Employers are asking, “What am I allowed to do?” said Faber, the independent employment law mediator.
Litigation revenue delayed
The pandemic has also brought a downside for employment lawyers. Their most lucrative line of business is litigation. But that has slowed as courts have postponed nonessential cases, and clients rein in costs in the face of recession and uncertainty.
“Litigation can bill for 100 hours, whereas consulting might only take one or two,” said Mark Wagner, of Wagner Legal Group, a Santa Monica-based plaintiff-side employment attorney in solo practice. “They’re getting a lot more calls … but a few hours of consulting will never add up to litigation revenue.”
Mediation income is also down. “Because the secret sauce of mediation occurs in person — in the room, staying here until we get this done,” Faber said, many of her clients have postponed planned sessions.
The new regulations may also give rise to new claims by employees in the months ahead.
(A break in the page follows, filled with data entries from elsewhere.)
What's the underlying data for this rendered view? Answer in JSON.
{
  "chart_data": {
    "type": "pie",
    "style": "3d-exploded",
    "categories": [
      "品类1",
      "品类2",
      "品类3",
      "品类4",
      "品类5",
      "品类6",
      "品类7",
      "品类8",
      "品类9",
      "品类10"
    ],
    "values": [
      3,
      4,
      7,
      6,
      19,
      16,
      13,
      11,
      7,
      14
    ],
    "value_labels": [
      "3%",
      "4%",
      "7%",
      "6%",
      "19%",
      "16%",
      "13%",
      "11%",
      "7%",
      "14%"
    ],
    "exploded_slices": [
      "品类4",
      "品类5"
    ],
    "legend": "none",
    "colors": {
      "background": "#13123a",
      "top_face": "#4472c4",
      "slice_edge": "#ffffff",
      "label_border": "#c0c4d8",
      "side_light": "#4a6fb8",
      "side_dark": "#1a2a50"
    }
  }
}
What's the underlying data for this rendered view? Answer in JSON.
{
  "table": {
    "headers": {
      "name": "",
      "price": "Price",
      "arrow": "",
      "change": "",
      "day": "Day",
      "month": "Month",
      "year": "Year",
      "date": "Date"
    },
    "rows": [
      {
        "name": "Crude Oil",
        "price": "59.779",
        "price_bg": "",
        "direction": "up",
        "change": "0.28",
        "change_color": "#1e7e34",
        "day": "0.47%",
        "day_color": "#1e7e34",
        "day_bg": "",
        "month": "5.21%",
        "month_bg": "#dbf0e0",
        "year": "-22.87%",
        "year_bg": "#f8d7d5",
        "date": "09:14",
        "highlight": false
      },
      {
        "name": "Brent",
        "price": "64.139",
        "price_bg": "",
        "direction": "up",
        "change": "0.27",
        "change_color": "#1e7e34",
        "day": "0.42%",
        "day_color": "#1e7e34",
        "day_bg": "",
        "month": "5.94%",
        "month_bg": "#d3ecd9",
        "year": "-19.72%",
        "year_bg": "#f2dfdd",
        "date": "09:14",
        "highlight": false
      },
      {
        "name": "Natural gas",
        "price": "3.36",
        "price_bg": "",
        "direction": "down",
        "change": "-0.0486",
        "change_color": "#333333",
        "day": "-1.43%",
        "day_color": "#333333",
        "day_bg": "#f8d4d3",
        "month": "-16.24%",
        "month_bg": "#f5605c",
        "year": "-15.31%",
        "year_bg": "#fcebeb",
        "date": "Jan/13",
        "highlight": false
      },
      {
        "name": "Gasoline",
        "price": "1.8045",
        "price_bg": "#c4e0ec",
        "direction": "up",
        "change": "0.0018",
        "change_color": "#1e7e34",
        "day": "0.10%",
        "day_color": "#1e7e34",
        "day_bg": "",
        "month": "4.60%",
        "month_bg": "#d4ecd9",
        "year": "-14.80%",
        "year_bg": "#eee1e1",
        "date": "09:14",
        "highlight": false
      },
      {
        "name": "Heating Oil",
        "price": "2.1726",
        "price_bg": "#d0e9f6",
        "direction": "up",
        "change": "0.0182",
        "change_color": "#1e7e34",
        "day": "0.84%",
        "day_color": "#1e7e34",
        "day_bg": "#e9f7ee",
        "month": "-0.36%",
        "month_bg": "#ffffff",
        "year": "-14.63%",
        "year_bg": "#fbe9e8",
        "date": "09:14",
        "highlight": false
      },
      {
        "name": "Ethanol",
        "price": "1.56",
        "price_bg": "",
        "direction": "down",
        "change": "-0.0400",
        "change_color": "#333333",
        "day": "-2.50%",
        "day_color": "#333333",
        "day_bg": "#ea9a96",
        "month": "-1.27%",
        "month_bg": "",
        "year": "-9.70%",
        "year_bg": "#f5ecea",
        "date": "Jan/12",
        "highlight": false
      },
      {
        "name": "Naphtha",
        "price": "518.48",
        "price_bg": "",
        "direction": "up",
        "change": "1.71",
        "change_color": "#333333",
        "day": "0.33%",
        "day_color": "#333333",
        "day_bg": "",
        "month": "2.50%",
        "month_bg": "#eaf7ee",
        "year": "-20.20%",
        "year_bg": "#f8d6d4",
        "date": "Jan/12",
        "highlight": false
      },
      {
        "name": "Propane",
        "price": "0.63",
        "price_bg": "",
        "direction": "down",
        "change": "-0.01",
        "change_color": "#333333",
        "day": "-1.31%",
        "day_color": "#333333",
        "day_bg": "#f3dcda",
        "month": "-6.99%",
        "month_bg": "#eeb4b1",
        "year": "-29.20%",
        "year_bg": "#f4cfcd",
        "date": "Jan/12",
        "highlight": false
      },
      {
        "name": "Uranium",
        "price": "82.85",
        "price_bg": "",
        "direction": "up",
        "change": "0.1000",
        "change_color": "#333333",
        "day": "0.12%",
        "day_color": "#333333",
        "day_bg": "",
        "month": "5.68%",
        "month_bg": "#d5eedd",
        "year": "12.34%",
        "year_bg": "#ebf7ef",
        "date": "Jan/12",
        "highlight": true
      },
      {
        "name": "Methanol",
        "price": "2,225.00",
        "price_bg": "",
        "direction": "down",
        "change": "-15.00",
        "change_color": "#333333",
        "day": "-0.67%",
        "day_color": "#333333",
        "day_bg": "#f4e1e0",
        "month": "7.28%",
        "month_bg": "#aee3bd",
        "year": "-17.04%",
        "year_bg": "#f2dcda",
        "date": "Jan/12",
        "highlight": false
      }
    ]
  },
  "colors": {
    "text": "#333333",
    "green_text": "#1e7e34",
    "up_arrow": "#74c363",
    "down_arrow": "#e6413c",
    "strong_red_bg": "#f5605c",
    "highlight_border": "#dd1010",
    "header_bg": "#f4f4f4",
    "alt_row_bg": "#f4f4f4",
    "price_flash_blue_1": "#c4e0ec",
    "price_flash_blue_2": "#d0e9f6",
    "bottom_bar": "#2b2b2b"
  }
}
“In our state, we have many workers who live month to month, picking between rent, food and running a vehicle to get to work,” Faber said. “They might continue to work as ‘essential,’ but later reconsider and say, ‘You made me come into work and exposed me but didn’t take sufficient precautions, and I got Covid and infected my 93-year-old mother who died.’ Who knows where these claims are going to go?”
Speaking for himself, Bils of the Beverly Hills Bar Association advises employment and labor law attorneys, “The long-term strategy is to keep up with what’s going on, conserve resources and prepare — because litigation is coming.”